Trip only shook his head. “Thanks for the brandy,” he said, easing himself to his feet. He stretched, looking down at Martin, and smiled; but the older man could see that it was forced. “I’ll do first watch, okay?”

“Okay. Thanks.”

“No prob.” Trip turned and walked away.

The night passed with no more talk between them. Trip woke Martin to stand his watch; then, as night soured into dawn, he brought him a mug of hot tea on deck.

“Thanks,” said Martin, feeling hung over. “We should be shoving off, I guess.”

Unexpectedly, Trip smiled. “It’s been kind of cool, hasn’t it? I mean this whole thing with the boat? ’Cause like you got it all fixed up, and into the water, and—”

He spun on his bare foot, letting his arm swing out to indicate the rainbow sweep of sea, the jutting headlands beyond. “And we made it! We’re there!”

Martin smiled. “Yeah,” he said, gazing into Trip’s blue eyes. “We really have almost made it.”

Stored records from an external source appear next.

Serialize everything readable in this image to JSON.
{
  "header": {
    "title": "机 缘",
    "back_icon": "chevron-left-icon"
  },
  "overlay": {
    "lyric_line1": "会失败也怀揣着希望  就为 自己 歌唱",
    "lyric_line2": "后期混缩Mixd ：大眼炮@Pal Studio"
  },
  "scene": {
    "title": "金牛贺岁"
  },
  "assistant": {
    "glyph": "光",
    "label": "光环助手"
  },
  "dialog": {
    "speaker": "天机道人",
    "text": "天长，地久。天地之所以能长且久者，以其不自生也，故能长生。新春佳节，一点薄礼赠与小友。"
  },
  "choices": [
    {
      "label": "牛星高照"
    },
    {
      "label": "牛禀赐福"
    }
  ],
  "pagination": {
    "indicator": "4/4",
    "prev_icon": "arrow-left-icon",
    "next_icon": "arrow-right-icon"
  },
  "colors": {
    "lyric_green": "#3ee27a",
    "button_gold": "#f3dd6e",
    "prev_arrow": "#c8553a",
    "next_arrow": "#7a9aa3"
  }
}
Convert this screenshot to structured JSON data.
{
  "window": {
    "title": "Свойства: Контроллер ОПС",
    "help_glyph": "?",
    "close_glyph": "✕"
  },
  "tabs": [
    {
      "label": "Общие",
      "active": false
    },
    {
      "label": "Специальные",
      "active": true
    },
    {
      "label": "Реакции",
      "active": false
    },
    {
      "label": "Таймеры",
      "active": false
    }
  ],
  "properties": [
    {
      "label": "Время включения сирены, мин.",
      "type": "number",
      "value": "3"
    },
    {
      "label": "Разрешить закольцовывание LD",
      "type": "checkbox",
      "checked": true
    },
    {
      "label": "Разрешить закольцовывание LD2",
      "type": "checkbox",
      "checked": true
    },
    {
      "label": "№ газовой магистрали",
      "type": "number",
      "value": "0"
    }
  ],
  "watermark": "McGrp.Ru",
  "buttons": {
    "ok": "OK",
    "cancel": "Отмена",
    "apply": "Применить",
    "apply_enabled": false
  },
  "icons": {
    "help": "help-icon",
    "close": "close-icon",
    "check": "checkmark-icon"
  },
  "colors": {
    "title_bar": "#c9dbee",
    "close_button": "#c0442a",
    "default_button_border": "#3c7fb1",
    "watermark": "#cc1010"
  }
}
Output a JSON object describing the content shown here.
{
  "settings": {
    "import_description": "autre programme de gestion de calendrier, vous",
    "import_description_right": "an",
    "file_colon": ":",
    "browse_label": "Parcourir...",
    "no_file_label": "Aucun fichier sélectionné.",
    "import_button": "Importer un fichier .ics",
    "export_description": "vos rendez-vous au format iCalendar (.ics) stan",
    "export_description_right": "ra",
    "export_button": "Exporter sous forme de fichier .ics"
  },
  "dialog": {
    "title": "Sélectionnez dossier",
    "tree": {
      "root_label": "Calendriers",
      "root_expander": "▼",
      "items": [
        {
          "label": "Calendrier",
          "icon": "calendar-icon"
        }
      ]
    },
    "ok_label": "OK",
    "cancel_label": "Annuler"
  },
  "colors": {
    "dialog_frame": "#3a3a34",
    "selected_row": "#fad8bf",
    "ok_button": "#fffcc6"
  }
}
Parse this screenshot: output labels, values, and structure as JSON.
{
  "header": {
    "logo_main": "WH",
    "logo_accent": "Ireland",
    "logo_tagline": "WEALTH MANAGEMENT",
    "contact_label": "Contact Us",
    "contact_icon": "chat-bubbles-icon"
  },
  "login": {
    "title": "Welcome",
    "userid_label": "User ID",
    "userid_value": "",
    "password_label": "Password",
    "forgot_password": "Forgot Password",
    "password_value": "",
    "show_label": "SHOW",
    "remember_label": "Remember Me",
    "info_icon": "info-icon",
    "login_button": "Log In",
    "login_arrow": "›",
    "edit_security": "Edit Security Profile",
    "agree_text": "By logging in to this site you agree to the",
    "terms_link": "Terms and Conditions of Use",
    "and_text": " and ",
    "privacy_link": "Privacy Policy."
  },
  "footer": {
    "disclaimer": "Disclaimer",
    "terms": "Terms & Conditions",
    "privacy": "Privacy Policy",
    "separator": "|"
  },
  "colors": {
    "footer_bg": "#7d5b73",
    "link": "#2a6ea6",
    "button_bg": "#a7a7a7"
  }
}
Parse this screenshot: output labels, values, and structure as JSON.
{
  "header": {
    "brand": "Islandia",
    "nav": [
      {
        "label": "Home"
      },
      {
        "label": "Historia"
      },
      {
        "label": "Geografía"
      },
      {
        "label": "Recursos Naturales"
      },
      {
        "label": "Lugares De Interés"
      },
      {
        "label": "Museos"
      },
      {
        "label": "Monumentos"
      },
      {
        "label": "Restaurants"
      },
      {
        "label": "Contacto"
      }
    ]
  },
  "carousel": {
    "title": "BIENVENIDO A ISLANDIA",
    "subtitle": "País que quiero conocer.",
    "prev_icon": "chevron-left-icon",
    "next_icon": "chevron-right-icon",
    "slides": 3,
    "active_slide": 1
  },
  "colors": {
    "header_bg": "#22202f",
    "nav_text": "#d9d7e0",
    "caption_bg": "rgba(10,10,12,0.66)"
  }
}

That night, they came to the East River: College Point, Rikers Island, South Brother Island. To starboard the horizon stretched green and yellow, a waste of spartina and cattails, reek of mussels and mudflats and red crabs like scorpions that nudged up against the Wendameen’s hull upon mats of seagrass. Martin had thought, at least, that he could point out to Trip the glory that was Manhattan.

But from here the island seemed nothing but marshland. A glittering haze hung above the fens, sparked here and there with blue or red. It took Martin some minutes to realize that this was the New York skyline, not so grand a thing as it had been; more a memory of a city moored there above the restless grasses. As they drew nearer the marsh gradually gave way to decrepit waterfronts where buildings had tumbled into the channel, some frozen in mid-fall, beams and flooring and stairs like the gears of an unsprung clock hanging above the water. Pilings, black and reamed with rot, thrust dangerously close to the little boat as it made its passage. Now and then a dinghy or barge, men and women fishing or dragging seines through the ruddy waters. Once they saw three dirigibles in formation above the river, towing something behind them. On shore people moved, the same slow dance of making and unmaking: fires, food, children, shelter; between and behind and atop broken buildings, under tarps, in cars, in houses and apartments and trees. Martin thought of Calcutta, of children living in oil drums along the canals in Djakarta—how quickly New Yorkers had caught up. Odors wafted out to the Wendameen, so that Martin would suddenly grow faint with hunger. Frying fish, chapati, garlic and onions, woodsmoke, meaty reek of unwashed clothes, excrement, incense, disinfectant, autumn leaves: he breathed it all in where he stood in the cockpit, motoring now, a sign of journey’s end; breathed it all out again, saying good-bye.